Tharp stood up, pushed up his spectacles up his nose and issued forth with a ringing, trumpet-like voice perfectly suited to the joyful, ceremonial quality of Handel’s music. His pinpoint control didn’t detract from his deep delight in the music. He nailed the diction without sounding pedantic or fussy.
The technical issues on stage never went away completely, though. In one passage, the soprano section of the chorus and the violins are called upon to sing and play in unison, like two great wings soaring to the heavens, but they just weren’t generating the same note most of the time, making the flight more albatrossy than angelic.
Thanks, in part, to the uplift of Handel’s music — and Tharp’s clarion voice — the tapestry held together and even skirted the edge of transcendence. The ratio of moments that made you feel so good you forgot where you were, to moments that made you wish you were somewhere else, kept on getting higher, right up to the evening’s closer, the famous “Hallelujah” chorus.
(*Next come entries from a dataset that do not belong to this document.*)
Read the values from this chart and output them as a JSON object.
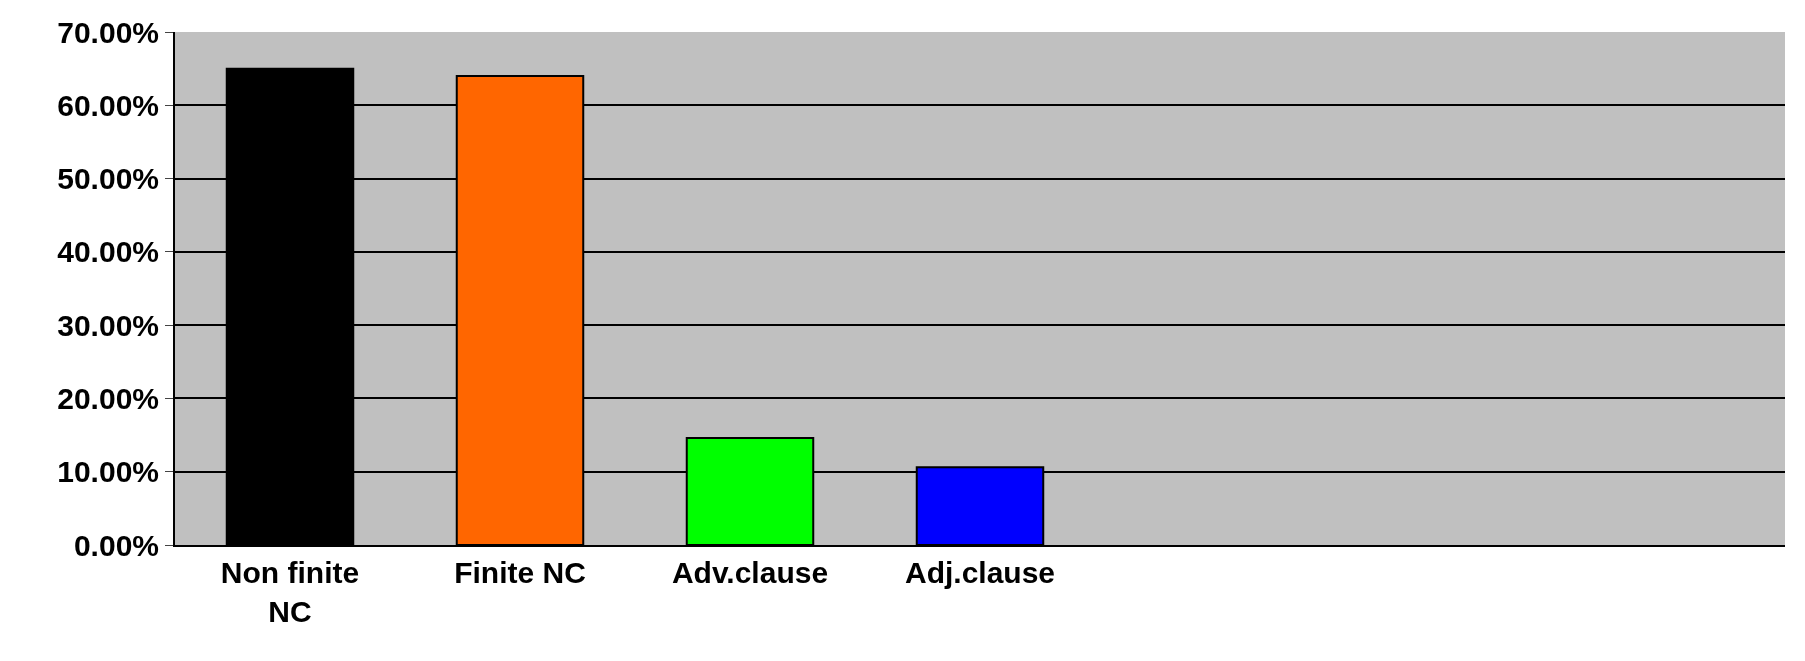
{
  "chart_data": {
    "type": "bar",
    "categories": [
      "Non finite NC",
      "Finite NC",
      "Adv.clause",
      "Adj.clause",
      null,
      null,
      null
    ],
    "values": [
      65,
      64,
      14.6,
      10.6,
      null,
      null,
      null
    ],
    "colors": [
      "#000000",
      "#ff6600",
      "#00ff00",
      "#0000ff",
      "#000000",
      "#000000",
      "#000000"
    ],
    "ylim": [
      0,
      70
    ],
    "yticks": [
      {
        "value": 0,
        "label": "0.00%"
      },
      {
        "value": 10,
        "label": "10.00%"
      },
      {
        "value": 20,
        "label": "20.00%"
      },
      {
        "value": 30,
        "label": "30.00%"
      },
      {
        "value": 40,
        "label": "40.00%"
      },
      {
        "value": 50,
        "label": "50.00%"
      },
      {
        "value": 60,
        "label": "60.00%"
      },
      {
        "value": 70,
        "label": "70.00%"
      }
    ],
    "grid": "y"
  }
}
However, it was hard not to notice that the audience seemed mainly packed with choral die-hards. There was a lot of ‘Here we are’ waving from the seats. And positioning the “Hallelujah” Chorus at the end is a pretty sneaky way of ensuring a standing ovation. (It’s a tradition to stand for it.)
The concert was originally set to end with the Vivaldi, but the order was changed at the last minute.
The other MasterWorks concerts of the season routinely reach startling levels of excitement and excellence, but if Friday’s concert is any sign, the annual choral entry could end up being judged by the second-tier, at-least-they-tried standard associated with end-of-school-year recitals.